Elliot is a good person who’s very much aware of how broken he is. He tells us as much via fourth-wall leaning monologues where he muses about the state of the world and provides context to his behavior, including a morphine addiction, which is slowly spiraling out of control.
These monologues are closer to voiceover narration than, say, Frank Underwood’s direct-address soliloquies in House of Cards. And where many TV shows often use such a device as a dumping ground for exposition, here it is effectively deployed to give depth to the character. Early on, we get the sense that Elliot is an unreliable narrator prone to delusions. As the season progresses, that suspicion is born out as it becomes increasingly difficult to tell what is really happening and what is in Eliot’s head.
The central story arc of the series kicks off when a white hat hacker collective called fsociety recruits Elliot to help take down E Corp — affectionately referred to throughout as “Evil Corp” — a powerful global corporation that feels like a cross between Google, Bank of America and Halliburton.
The plan is to hack the company and erase the world’s debt, ushering in a new age of freedom and democracy through total economic collapse. Or something. It’s all fairly vague and annoyingly facile, to be honest. Would this actually work? I suspect this scheme would only make things worse for the very people these hackers are trying to help. Like fsociety, it’s best if we don’t over think it. Fortunately, the show’s strong characters and muted, slow-burn tone compensates for such shortcomings.
(This plan is also very similar of Fight Club, which is not the only place where shades of the book and film are present.)
Leading the hackers is the enigmatic Mr. Robot, a crusty anarchist played by Christian Slater who’s at peak Christian Salter here. Even masked and with his voice distorted, Slater’s Slater-ness shines through as he delivers opaque threats via Anonymous-style videos. Mr. Robot displays a dangerous combination of revolutionary zeal and unwavering tunnel vision. For him, the ends will always justify the means.
It’s in the Mr. Robot character where I find the closest parallel to Fight Club.
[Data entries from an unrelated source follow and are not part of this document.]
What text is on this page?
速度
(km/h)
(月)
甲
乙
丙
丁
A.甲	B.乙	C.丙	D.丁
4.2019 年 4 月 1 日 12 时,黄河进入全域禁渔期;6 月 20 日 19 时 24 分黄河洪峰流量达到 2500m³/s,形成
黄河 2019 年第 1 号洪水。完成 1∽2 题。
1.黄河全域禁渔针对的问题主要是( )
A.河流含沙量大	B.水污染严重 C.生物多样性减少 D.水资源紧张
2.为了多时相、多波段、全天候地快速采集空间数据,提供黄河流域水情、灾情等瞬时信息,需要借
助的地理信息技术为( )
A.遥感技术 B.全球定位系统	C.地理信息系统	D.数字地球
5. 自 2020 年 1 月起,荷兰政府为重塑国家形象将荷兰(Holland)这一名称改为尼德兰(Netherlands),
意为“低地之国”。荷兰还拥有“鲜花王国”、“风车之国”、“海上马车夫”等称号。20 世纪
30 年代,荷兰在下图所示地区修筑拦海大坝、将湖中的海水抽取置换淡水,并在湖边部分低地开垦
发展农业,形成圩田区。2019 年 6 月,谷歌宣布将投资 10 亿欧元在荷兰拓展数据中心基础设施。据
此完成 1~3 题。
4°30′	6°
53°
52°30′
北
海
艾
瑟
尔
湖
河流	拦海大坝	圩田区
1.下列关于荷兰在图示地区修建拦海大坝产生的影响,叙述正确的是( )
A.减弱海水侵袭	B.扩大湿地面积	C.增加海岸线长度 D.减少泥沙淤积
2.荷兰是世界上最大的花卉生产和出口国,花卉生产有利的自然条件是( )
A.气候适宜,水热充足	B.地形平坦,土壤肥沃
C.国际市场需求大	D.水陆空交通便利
I have a theory that he may be the Tyler Durden of this show — an alter ego created by Eliot to do the things his prime personality has suppressed. While the show provides enough evidence to make this theory plausible, it’s not an especially original twist. If this id the direction, we’re headed, I hope Esmail has found a fresh way to pull it off.
The supporting cast is strong even if they don’t have much to do than bounce off of Elliot. Portia Doubleday plays Angela, Elliot’s childhood friend, coworker and unrequited love, whose own hacker headaches are becoming increasingly tangled with Elliot’s.
As Shayla, Frankie Shaw is another Fight Club echo as Eliot’s very Helena Bonham Carter-y drug dealer and girlfriend. Darlene (Carly Chaikin), meanwhile, is an fsociety hacker whose dedication to the cause veers into recklessness.
The most interesting member of the supporting cast, however, is Tyrell Wellick, an ambitious and hubristic E Corp executive who’s been keeping tabs on Elliot. Martin Wallström does a solid job selling Wellick’s simmering megalomania as the show sets him up as Eliot’s chief antagonist. Wellick is an unsettling and intimidating presence — a man who takes what he wants and, like Mr. Robot, maintains a laser-like focus on his objectives.
Thematically, Mr. Robot is fairly heavy handed. Esmail’s Occupy Wall Street rhetoric can come off as strident and simplistic. At times, the show’s overarching philosophy feels like it was cooked up by a college freshman who just discovered Noam Chomsky. That said, the politics largely don’t detract from the show’s many positives.
I may have set out looking for an easy summer fling, but Mr. Robot gave me more than I bargained for. This show has a quiet intensity that is both exhilarating and suffocating (in a good way). It’s an unexpected thrill definitely worth checking out.